Por eso, mi primer objetivo antes de terminar este año será definir, y poner en práctica, algo que se parezca a un sistema GTD decente. Básicamente, trataré de rescatar los restos que han quedado de pasados intentos getedianos y, con suerte, nacerá un bonito Ave Fénix organizativo y productivo. De su gestación y parto (¿o será rotura de cascarón?) daré cumplida cuenta en este blog.

A decir verdad, soy consciente de que es difícil, por no decir imposible, que en tan poco tiempo nazca un sistema completo, perfecto e inmutable in saecula saeculorum. Más bien mi Ave Fénix será como el pollito que una vez me regalaron de niño mis padres, al que tuve que cuidar y dar de comer para que creciera y se hiciera un pollo de provecho. Sólo espero que mi sistema GTD no acabe como aquél pollito… de ¡muy buen provecho!

Así que no os sorprendáis si durante las próximas semanas me pongo un poco pesado sobre la materia. Como dice mi padre, el que avisa no es traidor… es avisador ;-)

Artículo original escrito por Jero Sánchez. Sígueme en Twitter.

Foto por Seamus Rowan (via Flickr)

3 comentarios

  1. ¡Ánimo! Yo también intento organizarme (multiples veces)pero la entropía puede conmigo. Últimamente he leido sobre el sistema GTD y sobre ZTD, y voy a intentar aplicar el ZTD porque el GTD me parece muy complejo para lo que tengo que hacer.

    Un saludo

  2. Gracias por tu apoyo y por pasar por aquí, Manolo.

    En mi opinión, GTD es tan complejo o tan sencillo como uno quiera hacerlo.
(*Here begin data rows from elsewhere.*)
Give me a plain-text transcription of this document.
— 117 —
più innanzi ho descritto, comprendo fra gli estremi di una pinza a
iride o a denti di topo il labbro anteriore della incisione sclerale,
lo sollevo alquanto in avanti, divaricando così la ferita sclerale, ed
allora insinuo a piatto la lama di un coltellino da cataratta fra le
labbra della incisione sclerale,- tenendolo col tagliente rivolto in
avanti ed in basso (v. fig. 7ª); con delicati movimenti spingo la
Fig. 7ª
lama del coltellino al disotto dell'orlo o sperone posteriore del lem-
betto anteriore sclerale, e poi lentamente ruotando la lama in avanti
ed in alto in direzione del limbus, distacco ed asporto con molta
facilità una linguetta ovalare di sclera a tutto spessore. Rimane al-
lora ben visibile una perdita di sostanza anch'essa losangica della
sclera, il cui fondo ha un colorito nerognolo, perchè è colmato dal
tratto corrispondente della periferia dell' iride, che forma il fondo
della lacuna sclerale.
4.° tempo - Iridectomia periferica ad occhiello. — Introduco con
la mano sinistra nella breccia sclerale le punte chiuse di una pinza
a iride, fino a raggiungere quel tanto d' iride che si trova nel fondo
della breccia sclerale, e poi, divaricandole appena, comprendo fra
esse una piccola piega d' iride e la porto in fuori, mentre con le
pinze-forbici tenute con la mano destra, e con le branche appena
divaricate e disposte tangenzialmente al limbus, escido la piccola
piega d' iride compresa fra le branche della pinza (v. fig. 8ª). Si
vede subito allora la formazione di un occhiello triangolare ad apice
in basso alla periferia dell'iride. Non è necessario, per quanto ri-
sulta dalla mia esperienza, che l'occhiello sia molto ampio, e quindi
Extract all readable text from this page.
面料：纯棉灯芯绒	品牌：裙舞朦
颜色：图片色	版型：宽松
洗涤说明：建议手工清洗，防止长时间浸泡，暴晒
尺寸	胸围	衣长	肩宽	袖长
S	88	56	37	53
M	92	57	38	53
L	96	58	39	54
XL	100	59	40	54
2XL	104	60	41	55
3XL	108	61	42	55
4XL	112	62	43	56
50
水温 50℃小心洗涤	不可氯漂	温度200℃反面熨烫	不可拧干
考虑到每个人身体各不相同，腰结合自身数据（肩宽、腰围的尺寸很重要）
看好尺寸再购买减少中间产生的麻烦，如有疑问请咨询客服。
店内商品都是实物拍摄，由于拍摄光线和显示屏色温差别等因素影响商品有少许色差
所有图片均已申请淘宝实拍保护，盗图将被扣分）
Tengamos en cuenta que GTD no es una implementación particular, sino un conjunto de procesos y hábitos que deberían utilizarse como guía para realizar tu propia implementación, según tus necesidades particulares.

    En cualquier caso, ZTD también me parece un metodo estupendo, que tiene la virtud de haber aderezado GTD con algunos hábitos clásicos de productividad (ya mencionados por Stephen R Covey y Brian Tracy, entre otros), y que puede funcionar muy bien para muchas personas.

    De nuevo, muchas gracias por tu comentario, y espero verte de nuevo por aquí.

  3. Hola Jero Sánchez, veo que este es tu primer post y pues como sabrás quiero iniciarme en el mundo de la productividad personal.

    Al parecer, entre el GTD, ZTD, Autofocus y la Técnica Pomodorro, el que recomiendas y piensas que es mejor para una persona, como yo, desde tu punto de vista es el GTD, es así?